Dago Red acabou de lançar seu primeiro CD. Sabe o que isso significa? Significa que é o terceiro CD de guitar bands fortalezenses lançado. Esse negócio de guitar bands é bem dessa década mesmo, não é? Em 95 aconteceu um festival na cidade, o Microfonia. Foi organizado pelo pessoal dos Seres Urbanos, grupo de fanzineiros no qual eu não estava incluída na época. Reuniu apenas bandas que seguiam aquela linha alternativa que estava se desenhando no contexto internacional. Eram ao todo cinco e cantavam em inglês. O evento serviu para se criar um mito de que existia uma cena na cidade. Muita gente duelou por besteira, inclusive eu.

Havia a Velouria, que levava uma de unânime; a Dead Poets, que levava uma de sensível; a Banana Scrait, que levava uma de simplória açucarada; a Heaven Up, que levava uma de posista; e a Dago Red que levava uma de esporrenta. As três primeiras bandas fazem parte do cast do selo de demos indie carioca midsummer madness. Velouria e Dead Poets mal gravaram um CD split e acabaram. A Heaven Up deixou uma demo de três canções para a posteridade. O Banana Scrait lançou um CD com as mesmas músicas que já havia na demo e faz shows muito esporadicamente. Houve um tempo em que todo mundo pensava que a Dago Red ia morrer, mas sem muito estardalhaço retomou o caminho e está com Spleen na mão. São quinhentas cópias iniciais. Então agarre o seu e leia algumas palavras do cara que canta, Robério Augusto.

BR-116 - Como é o som?
Robério Augusto -
É pop mas não é uma coisa massificada. É uma coisa que não causa muito espanto. Até mesmo as pessoas mais velhas, tipo tio, avós, quando vêem acham legal. E como está sendo cantado em inglês e eles não sabem o que está sendo cantado, a primeira coisa que chama atenção é aquela história ‘ah, como você se expressa bem!’

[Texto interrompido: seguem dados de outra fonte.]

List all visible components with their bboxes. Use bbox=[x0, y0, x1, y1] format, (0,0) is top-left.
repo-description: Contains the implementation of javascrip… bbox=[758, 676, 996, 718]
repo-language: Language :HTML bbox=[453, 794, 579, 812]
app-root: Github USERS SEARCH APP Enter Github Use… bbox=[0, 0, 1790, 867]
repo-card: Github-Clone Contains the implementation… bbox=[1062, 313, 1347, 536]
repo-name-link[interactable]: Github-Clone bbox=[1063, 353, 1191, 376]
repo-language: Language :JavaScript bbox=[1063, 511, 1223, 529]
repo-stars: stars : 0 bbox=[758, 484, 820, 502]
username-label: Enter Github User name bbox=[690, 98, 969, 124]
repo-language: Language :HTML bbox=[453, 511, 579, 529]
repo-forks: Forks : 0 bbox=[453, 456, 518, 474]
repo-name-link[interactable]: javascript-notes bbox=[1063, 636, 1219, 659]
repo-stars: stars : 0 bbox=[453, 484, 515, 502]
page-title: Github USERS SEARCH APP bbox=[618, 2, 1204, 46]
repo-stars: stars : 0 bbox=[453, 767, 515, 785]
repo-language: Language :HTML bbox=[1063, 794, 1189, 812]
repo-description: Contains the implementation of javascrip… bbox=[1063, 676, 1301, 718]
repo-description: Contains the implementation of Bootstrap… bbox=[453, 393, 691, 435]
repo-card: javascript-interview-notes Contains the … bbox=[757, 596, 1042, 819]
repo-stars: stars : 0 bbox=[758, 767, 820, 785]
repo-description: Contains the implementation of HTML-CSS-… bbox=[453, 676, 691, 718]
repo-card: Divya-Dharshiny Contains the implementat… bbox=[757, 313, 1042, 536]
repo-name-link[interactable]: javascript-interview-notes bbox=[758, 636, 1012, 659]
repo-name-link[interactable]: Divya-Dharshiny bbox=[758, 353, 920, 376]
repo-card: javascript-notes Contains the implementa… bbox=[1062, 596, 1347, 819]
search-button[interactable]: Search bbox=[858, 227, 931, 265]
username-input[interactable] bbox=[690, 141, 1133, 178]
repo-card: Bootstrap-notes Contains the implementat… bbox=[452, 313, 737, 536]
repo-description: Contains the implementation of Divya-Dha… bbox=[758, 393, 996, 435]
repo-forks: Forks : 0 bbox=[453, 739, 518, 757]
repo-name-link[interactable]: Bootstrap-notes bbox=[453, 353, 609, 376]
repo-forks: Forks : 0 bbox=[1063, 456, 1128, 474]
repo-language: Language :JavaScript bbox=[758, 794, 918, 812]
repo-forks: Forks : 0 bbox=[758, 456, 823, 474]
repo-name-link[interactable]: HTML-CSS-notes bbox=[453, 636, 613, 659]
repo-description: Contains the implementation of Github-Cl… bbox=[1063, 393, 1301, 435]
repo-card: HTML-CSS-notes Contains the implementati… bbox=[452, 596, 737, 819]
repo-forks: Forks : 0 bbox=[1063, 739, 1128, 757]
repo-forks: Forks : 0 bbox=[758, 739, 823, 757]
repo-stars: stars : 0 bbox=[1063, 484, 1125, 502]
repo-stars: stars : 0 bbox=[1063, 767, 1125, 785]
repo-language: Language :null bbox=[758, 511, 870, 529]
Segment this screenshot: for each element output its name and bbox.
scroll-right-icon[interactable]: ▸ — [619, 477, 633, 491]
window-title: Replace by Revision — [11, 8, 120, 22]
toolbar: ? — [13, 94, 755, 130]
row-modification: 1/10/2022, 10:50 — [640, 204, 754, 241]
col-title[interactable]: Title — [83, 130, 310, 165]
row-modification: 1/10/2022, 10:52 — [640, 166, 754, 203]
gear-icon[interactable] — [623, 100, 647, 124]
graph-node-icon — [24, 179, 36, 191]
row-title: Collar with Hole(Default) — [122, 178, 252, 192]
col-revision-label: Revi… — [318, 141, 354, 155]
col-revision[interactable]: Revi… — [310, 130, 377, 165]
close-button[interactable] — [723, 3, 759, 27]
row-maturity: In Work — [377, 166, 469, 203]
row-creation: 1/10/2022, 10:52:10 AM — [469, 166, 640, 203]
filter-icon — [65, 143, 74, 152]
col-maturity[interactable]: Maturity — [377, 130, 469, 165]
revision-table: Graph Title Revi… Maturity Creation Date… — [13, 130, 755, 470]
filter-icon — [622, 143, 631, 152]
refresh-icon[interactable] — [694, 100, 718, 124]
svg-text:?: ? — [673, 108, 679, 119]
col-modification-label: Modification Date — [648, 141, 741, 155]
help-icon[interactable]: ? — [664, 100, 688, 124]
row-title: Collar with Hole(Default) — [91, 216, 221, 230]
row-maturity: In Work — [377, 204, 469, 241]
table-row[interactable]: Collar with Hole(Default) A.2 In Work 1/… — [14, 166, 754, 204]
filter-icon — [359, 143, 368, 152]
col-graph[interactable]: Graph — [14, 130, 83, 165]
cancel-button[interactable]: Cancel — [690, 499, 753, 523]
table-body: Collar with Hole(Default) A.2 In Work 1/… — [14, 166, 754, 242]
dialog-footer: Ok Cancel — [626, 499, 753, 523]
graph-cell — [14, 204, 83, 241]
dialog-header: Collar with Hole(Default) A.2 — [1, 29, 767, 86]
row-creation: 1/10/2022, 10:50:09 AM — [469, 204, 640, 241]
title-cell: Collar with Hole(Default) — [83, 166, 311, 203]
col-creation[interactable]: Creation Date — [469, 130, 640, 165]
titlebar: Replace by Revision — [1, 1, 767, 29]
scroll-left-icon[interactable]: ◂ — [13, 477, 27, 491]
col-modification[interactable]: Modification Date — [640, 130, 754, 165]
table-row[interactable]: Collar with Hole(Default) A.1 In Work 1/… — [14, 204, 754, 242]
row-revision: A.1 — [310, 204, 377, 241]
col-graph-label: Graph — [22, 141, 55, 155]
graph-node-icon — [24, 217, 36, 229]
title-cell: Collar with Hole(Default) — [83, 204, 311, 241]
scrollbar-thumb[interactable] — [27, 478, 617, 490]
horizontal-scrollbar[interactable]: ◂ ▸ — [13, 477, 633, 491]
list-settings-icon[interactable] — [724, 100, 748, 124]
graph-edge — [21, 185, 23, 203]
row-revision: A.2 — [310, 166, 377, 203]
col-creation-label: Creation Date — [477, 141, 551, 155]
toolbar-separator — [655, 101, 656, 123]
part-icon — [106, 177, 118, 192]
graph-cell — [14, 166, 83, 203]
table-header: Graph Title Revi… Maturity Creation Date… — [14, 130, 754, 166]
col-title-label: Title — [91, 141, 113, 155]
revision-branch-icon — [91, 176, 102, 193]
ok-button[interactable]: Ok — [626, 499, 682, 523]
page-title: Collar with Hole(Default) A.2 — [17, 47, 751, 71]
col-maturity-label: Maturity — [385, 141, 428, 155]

BR-116 - E se soubessem o que canta?
Robério Augusto -
Aí mudaria um pouquinho, mas mesmo assim acho que o espanto não seria tão grande, não. O espanto maior seria se nos vissem tocando ao vivo.

BR-116 - Como era quando começou a banda?
Robério Augusto -
É engraçado, porque a Dago Red, a rigor, é a minha primeira banda. É interessante como você é o reflexo da época que você vive. Naquela época a gente já tocava punk rock, mas era com outro tipo de orientação. E quando a gente começou não era muito bem definido isso. A identificação com o rock alternativo se deu porque na época tinha uma porrada de coisa que a gente não estava gostando. No final da década de 80, começo dos 90, as coisas estavam muito ruins no pop (os Smiths tinham acabado, tinha ainda o [Jesus And] Mary Chain, das bandas que eu gostava). A nova geração de bandas inglesas da época, EMF, Soup Dragons, eu não gostava muito. Tinham umas bandas de hardcore que eu achava legais, começaram a ficar trash, tipo TRI. Eu comecei a ouvir e eu tinha muitos amigos head bangers. Aí eu disse 'eu vou ficar mostrando disco do Joy Division pra eles e eles me mostrando disco do Metallica'. Teve uma época em que eu comecei a ouvir muito trash. Fiquei ouvindo, ouvindo mesmo; comprei camiseta do Metallica. Eu estava ouvindo muito disso na época.
Aí saiu o New York, do Lou Reed. ‘Ah, voltei!’ Voltou aquela coisa que eu gosto. Quando começou a surgir Nirvana e vieram à tona Sonic Youth, Pixies e essas coisas, bateu mais pela sonoridade, mas a gente não pensava o quê que iria acontecer. Começava-se a se falar muito nessas duas palavras – eu acho que são as palavras fortes dessa década de 90 – que são "alternativo" e "teen". Por causa da música do Nirvana e tal. Aí se começou a falar em rock alternativo se referindo a esse tipo de rock, que era um pop rock com fortes influências do punk, mas que agregava outras tendências. Aí a gente tocava umas músicas dessas bandas que a gente ouvia. Quando começaram a rolar nossas primeiras músicas, foi aí que a gente começou a ter uma identificação. Porque tinham as bandas do Brasil também na época, o Second Come, o Pin Ups, Killing Chainsaw, esse pessoal todinho. E a gente viu que a gente era desse time, mas era muito claro o fato de que a gente não era totalmente aquilo que se convencionou chamar de guitar band. Como tem que definir, então usamos. Se a gente tivesse que escolher, a gente não era do time dos punks. Tava na cara. A gente podia ser até um pouquinho mais agressivo do que as bandas que eram mais melódicas, mas aí a gente não era libertário, não tinha música engajada, não tinha esse tipo de preocupação que o punk rock pós anos 70 começou a ter.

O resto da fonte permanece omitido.